Tuesday, May 30, 2017

Sermon: Funeral for Shirley Peterson

30 May 2017

Text: John 10:10b-15; 27-30 (Job 19:23-27a, 1 Cor 15:51-57)

In the name of + Jesus.  Amen.

Dear family, friends, brothers and sisters in Christ, and honored guests, peace be with you.

To those of you with military connections, you know just how glorious that word “peace” is.  Peace means being with those whom we love.  It means being freed up from the worry of suddenly being deployed elsewhere.  It means not being in harm’s way.

It is also the first word used by Jesus when He spoke to His disciples after His resurrection.  Ever since that day, Christians have greeted one another with: “Peace be with you.”

For ever since Adam and Eve sinned in the garden, we, humanity, have been at war: with God and with one another.  Is any family not affected by this warfare?  Think about life in this fallen world: violence, disease, broken families, addictions, relationships gone bad, greed, lust, dishonesty – even things beyond our control like hurricanes, tornadoes, earthquakes, and other things that bring us harm.  God did not create a world like this.  It was brought into chaos that first time our ancestors disobeyed God and sought their own way.

And the worst plague of all is death.  None of us are exempt.  It takes everyone, regardless of how good we may seem on the exterior, for we are all sinners, and we are all at war with God – whether openly or secretly.  We all suffer the marks of that first sin, and it has been passed on to us, like a genetic disease.

But the good news is that Jesus came to rescue us.  He broke into our world, behind enemy lines, and He died in our place, paying the price of our sins: yours, mine, and Shirley’s. And in rising from the grave, Jesus set a course for us to rise also.  For death has been defeated, and Jesus bids us to follow Him.  

He commanded His disciples to themselves make disciples: “Baptizing them in the name of the Father and of the Son and of the Holy Spirit.”  Shirley was placed under Christ’s protection when she was baptized.  For just as Jesus is a fierce warrior against the enemy, He is also a gentle “good shepherd” to those who follow Him.

“My sheep hear My voice,” He says, “and I know them, and they follow Me.  I give them eternal life, and they will never perish, and no one will be able to snatch them out of the Father’s hand.”  This is what Jesus says today concerning your beloved Shirley.

Jesus knows Shirley, because she was baptized according to His command and promise.  God worked that out as part of His rescue plan.  And though death is still a reality in this fallen world, Shirley, and all who have been baptized, all who confess the name of Jesus, the Good Shepherd, all who die in this reality, being baptized into His death, look forward to a resurrection like His, as scripture teaches us.

And so even in our fallen world of war and disease and crime and broken families, broken relationships, and even the devastating pain of the temporary separation that is death itself, we have peace, the kind of peace that isn’t merely a lack of fighting, but a true peace that passes all understanding, the peace of Christ, the peace of Him who died and rose again, and who promises the very same bodily resurrection that life in a perfect world to be remade without death.

We look forward to the resurrection, when we will again stand in our bodies made new, as Job said, “in my flesh I shall see God.”  In the flesh, dear friends, meaning you will again be reunited with Shirley.  You will hug her and look into her eyes, she will smile at you, and you will have all of eternity to spend together.

This peace of Christ means that the war is ended.  In Christ, we can say with St.

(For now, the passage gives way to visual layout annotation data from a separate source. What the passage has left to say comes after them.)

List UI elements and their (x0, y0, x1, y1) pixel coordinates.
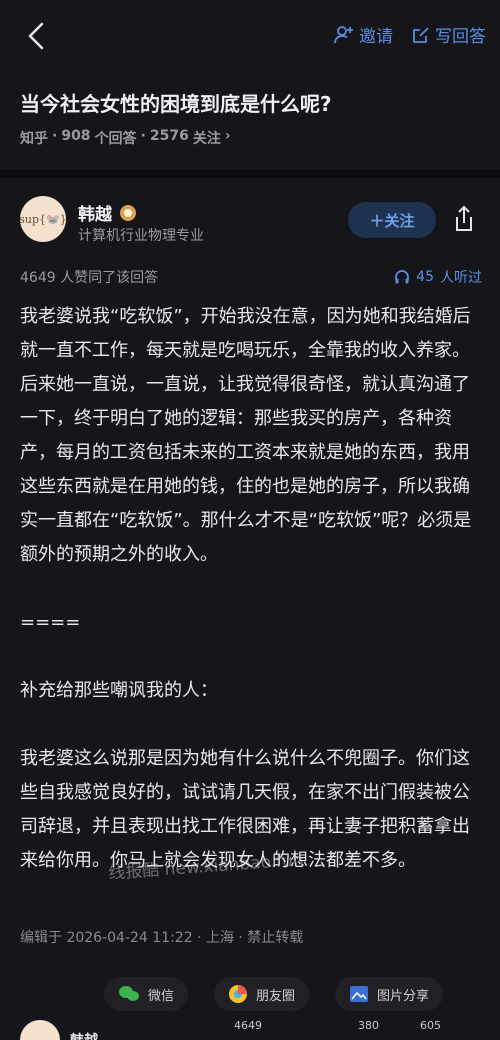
separator: · (52, 128, 58, 144)
author-badge-icon (120, 204, 136, 221)
bottom-comments-count[interactable]: 380 (358, 1019, 379, 1032)
listen-count: 45 (416, 269, 434, 285)
edit-icon (413, 26, 429, 43)
question-meta[interactable]: 知乎 · 908 个回答 · 2576 关注 › (20, 128, 231, 148)
author-description: 计算机行业物理专业 (78, 228, 204, 244)
share-icon[interactable] (450, 204, 478, 234)
invite-label: 邀请 (359, 27, 393, 47)
share-moments-button[interactable]: 朋友圈 (214, 977, 310, 1011)
answer-content: 我老婆说我“吃软饭”，开始我没在意，因为她和我结婚后就一直不工作，每天就是吃喝玩… (20, 300, 482, 912)
chevron-right-icon: › (224, 128, 231, 144)
back-arrow-icon[interactable] (22, 20, 50, 52)
moments-icon (229, 985, 248, 1003)
add-person-icon (334, 25, 353, 43)
answers-count: 908 (61, 128, 91, 144)
answer-paragraph: ==== (20, 612, 81, 633)
bottom-author-name[interactable]: 韩越 (70, 1030, 98, 1040)
write-answer-label: 写回答 (435, 27, 486, 47)
edit-meta: 编辑于 2026-04-24 11:22 · 上海 · 禁止转载 (20, 930, 304, 946)
likes-text: 4649 人赞同了该回答 (20, 270, 159, 286)
bottom-likes-count[interactable]: 4649 (234, 1019, 262, 1032)
followers-label: 关注 (192, 131, 221, 147)
write-answer-button[interactable]: 写回答 (411, 22, 486, 47)
answer-paragraph: 我老婆说我“吃软饭”，开始我没在意，因为她和我结婚后就一直不工作，每天就是吃喝玩… (20, 306, 472, 565)
wechat-label: 微信 (148, 988, 175, 1004)
share-wechat-button[interactable]: 微信 (104, 977, 189, 1011)
answer-stats: 4649 人赞同了该回答 45 人听过 (20, 267, 482, 287)
listen-button[interactable]: 45 人听过 (394, 267, 482, 287)
separator: · (140, 128, 146, 144)
top-bar: 邀请 写回答 (0, 0, 500, 72)
author-name-row[interactable]: 韩越 (78, 200, 136, 225)
top-actions: 邀请 写回答 (333, 22, 486, 47)
author-name: 韩越 (78, 205, 112, 225)
answers-label: 个回答 (94, 131, 137, 147)
share-row: 微信 朋友圈 图片分享 (104, 977, 444, 1011)
image-icon (350, 986, 369, 1002)
image-share-label: 图片分享 (377, 988, 430, 1004)
author-avatar[interactable]: sup{🐭} (19, 196, 67, 242)
section-divider (0, 170, 500, 178)
bottom-favorites-count[interactable]: 605 (420, 1019, 441, 1032)
share-image-button[interactable]: 图片分享 (335, 977, 444, 1011)
headphones-icon (395, 270, 410, 284)
follow-button[interactable]: ＋关注 (348, 202, 436, 238)
invite-button[interactable]: 邀请 (333, 22, 393, 47)
listen-label: 人听过 (440, 270, 482, 286)
question-title[interactable]: 当今社会女性的困境到底是什么呢? (20, 88, 480, 117)
answer-paragraph: 补充给那些嘲讽我的人： (20, 680, 218, 701)
moments-label: 朋友圈 (256, 988, 296, 1004)
source-label: 知乎 (20, 131, 48, 147)
followers-count: 2576 (149, 128, 189, 144)
wechat-icon (119, 986, 139, 1001)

Paul: “Death is swallowed up in victory.  O death, where is your victory.  O death, where is your sting?”  Yes, we feel that sting now, but Shirley doesn’t.  And that sting is ultimately temporary, for all who are baptized and believe will likewise rise again to newness of life in the flesh.

So, dear friends, it is fitting that we mourn.  It is natural that we are grieved.  But we grieve in hope.  For Jesus has come to give us this peace: the peace that conquers death itself. 

“Peace be with you.”  Amen.

In the name of the Father and of the + Son and of the Holy Spirit.  Amen.